The state dictates and coerces; religion teaches and persuades. The state enacts laws; religion gives commandments. The state is armed with physical force and makes use of it if need be; the force of religion is love and benevolence.

—Moses Mendelssohn, 1783

Reason and experience both forbid us to expect that national morality can prevail in exclusion of religious principle.

—George Washington, 1796

The nature of God is a circle, of which the center is everywhere and the circumference is nowhere.

—Empedocles, c. 450 BC

God is a concept by which we measure our pain.

—John Lennon, 1970

The most dangerous madmen are those created by religion, and people whose aim is to disrupt society always know how to make good use of them.

—Denis Diderot, 1777

The freedom or immunity from coercion in matters religious, which is the endowment of persons as individuals, is also to be recognized as their right when they act in community.

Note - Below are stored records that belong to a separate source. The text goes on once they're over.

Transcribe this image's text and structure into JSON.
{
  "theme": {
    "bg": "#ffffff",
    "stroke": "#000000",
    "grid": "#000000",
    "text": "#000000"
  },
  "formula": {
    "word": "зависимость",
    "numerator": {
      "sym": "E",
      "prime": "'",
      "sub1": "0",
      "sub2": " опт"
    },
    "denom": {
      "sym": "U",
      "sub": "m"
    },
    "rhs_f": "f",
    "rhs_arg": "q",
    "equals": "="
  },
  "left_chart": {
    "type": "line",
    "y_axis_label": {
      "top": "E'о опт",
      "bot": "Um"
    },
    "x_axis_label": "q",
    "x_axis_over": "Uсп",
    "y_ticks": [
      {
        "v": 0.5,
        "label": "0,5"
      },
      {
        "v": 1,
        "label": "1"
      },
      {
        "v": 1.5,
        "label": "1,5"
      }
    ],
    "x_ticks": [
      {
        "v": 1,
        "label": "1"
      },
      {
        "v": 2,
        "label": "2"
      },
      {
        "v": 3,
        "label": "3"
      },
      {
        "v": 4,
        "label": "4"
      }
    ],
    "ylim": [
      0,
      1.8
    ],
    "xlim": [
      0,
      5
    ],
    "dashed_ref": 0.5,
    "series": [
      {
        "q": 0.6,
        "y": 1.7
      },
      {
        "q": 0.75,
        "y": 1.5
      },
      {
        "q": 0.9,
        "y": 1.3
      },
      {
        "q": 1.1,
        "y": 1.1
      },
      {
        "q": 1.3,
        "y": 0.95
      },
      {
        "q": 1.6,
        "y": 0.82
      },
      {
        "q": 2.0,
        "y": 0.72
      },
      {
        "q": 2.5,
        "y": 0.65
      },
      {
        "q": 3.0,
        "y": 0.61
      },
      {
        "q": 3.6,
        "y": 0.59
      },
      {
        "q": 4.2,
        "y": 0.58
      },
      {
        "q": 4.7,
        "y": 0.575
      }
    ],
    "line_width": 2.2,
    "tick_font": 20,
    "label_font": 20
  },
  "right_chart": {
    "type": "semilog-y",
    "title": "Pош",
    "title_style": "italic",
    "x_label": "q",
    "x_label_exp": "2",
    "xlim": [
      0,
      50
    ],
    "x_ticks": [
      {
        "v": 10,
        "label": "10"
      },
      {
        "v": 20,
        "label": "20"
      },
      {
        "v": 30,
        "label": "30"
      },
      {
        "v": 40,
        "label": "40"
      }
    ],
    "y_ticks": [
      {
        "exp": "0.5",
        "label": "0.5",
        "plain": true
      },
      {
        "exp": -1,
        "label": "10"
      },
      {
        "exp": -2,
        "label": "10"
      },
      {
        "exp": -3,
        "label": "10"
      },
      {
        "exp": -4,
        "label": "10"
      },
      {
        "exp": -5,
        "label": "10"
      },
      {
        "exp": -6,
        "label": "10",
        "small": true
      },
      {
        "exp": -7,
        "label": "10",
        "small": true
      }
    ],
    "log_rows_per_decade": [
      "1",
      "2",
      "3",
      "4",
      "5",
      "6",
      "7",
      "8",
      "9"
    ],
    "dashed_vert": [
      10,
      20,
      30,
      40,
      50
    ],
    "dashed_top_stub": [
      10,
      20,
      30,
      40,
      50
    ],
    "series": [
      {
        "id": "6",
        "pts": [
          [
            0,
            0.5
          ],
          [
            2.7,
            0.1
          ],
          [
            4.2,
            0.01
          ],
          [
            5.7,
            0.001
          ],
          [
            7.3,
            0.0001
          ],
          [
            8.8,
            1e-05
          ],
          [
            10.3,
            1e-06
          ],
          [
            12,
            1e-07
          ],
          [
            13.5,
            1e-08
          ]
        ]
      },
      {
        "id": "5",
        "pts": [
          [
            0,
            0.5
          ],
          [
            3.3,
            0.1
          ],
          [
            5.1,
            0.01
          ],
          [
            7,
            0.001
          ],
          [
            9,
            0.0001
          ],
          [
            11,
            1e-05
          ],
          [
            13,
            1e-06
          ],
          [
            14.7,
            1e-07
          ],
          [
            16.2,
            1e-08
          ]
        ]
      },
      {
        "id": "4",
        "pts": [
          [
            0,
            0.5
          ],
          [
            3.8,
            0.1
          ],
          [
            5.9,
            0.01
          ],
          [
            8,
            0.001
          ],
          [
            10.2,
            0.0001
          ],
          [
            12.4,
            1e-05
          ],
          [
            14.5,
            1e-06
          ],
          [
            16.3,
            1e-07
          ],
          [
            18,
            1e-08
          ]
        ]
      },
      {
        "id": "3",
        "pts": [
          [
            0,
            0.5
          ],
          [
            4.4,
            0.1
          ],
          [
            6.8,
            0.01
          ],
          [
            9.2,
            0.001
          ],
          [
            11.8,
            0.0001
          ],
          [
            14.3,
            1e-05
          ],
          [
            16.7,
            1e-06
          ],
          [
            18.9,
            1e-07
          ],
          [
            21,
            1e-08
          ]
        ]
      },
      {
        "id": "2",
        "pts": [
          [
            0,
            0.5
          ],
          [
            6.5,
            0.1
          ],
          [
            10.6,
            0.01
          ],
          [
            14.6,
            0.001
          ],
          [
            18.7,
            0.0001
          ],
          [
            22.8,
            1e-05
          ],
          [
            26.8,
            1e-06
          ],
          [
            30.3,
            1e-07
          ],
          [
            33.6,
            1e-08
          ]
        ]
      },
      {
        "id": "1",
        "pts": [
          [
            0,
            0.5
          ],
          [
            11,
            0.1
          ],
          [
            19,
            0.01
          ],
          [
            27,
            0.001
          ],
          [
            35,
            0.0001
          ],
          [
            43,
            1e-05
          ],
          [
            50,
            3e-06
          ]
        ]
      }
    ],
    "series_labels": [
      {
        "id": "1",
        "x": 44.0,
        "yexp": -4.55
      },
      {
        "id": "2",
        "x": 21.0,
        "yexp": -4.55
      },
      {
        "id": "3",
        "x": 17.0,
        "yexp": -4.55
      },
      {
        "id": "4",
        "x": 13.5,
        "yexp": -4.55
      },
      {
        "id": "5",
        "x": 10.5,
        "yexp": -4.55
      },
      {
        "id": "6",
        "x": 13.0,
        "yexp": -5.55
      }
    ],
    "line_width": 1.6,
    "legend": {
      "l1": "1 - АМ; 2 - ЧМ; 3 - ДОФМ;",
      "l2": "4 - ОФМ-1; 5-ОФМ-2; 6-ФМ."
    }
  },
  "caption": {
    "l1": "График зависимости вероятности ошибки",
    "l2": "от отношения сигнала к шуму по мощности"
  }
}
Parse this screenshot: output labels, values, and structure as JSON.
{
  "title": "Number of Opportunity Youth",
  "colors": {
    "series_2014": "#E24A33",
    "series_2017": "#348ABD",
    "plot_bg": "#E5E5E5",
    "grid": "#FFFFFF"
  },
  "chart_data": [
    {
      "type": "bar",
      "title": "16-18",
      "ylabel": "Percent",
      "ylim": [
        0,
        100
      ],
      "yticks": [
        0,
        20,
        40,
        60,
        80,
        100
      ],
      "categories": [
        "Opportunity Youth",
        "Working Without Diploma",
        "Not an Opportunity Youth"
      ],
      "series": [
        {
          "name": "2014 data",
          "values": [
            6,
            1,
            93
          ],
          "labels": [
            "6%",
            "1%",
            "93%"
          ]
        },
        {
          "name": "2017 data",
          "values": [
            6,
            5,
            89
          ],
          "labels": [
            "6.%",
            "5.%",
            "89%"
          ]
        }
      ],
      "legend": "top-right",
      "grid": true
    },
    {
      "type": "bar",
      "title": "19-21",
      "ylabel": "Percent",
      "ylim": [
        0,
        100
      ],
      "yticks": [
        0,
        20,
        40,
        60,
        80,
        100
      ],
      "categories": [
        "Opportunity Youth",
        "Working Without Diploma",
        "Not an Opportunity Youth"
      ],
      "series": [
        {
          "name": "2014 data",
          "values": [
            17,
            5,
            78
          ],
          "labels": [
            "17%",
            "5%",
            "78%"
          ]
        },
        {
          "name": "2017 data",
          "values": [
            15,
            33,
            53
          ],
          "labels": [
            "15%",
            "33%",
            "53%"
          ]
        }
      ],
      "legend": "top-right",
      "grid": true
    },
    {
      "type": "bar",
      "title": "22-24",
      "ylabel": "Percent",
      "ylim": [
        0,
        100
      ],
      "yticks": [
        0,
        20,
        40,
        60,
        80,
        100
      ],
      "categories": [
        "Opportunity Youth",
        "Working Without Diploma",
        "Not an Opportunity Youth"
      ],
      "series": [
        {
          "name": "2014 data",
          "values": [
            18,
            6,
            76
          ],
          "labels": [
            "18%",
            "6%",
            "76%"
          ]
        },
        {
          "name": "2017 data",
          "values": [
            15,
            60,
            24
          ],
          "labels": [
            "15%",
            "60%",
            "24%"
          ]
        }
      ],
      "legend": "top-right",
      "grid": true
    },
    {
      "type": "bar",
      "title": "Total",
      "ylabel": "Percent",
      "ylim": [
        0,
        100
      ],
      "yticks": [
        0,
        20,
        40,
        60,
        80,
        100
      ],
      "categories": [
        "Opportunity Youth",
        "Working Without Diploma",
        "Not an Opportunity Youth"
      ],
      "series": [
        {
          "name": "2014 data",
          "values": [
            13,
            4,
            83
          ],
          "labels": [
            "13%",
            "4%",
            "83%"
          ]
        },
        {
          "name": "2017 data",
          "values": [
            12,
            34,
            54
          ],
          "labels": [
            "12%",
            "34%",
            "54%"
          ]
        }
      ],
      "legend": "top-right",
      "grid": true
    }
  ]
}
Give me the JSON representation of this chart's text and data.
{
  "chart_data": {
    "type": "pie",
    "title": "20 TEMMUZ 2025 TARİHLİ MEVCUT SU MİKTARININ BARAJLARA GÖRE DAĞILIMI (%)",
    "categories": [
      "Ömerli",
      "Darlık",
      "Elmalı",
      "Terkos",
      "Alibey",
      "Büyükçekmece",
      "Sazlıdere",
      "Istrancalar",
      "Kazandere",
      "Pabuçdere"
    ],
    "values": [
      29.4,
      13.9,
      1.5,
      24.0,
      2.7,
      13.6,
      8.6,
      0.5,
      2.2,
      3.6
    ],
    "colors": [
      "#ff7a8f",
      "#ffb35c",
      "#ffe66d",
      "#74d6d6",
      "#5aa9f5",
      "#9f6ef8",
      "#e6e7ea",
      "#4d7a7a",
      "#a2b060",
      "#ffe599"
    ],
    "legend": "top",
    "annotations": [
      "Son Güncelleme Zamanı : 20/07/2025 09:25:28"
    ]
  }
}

Religious communities are a requirement of the social nature both of man and of religion itself.

—Pope Paul VI, 1965

God is a complex of ideas formed by the tribe, the nation, and humanity, which awake and organize social feelings and aim to link the individual to society and to bridle the zoological individualism.

—Maxim Gorky, 1913

One religion is as true as another.

—Robert Burton, 1621

Religion is by no means a proper subject of conversation in mixed company.

—Philip Dormer Stanhope, 1754

Educate people without religion and you make them but clever devils.

—Arthur Wellesley, c. 1830

Talk to me about the truth of religion and I’ll listen gladly. Talk to me about the duty of religion and I’ll listen submissively. But don’t come talking to me about the consolations of religion or I shall suspect that you don’t understand.

—C.S. Lewis, 1961

Whatsoever is, is in God.

—Benedict de Spinoza, 1677

Without doubt God is the universal moving force, but each being is moved according to the nature that God has given it. He directs angels, man, animals, brute matter, in sum all created things—but each according to its nature—and man having been created free, he is freely led. This rule is truly the eternal law and in it we must believe.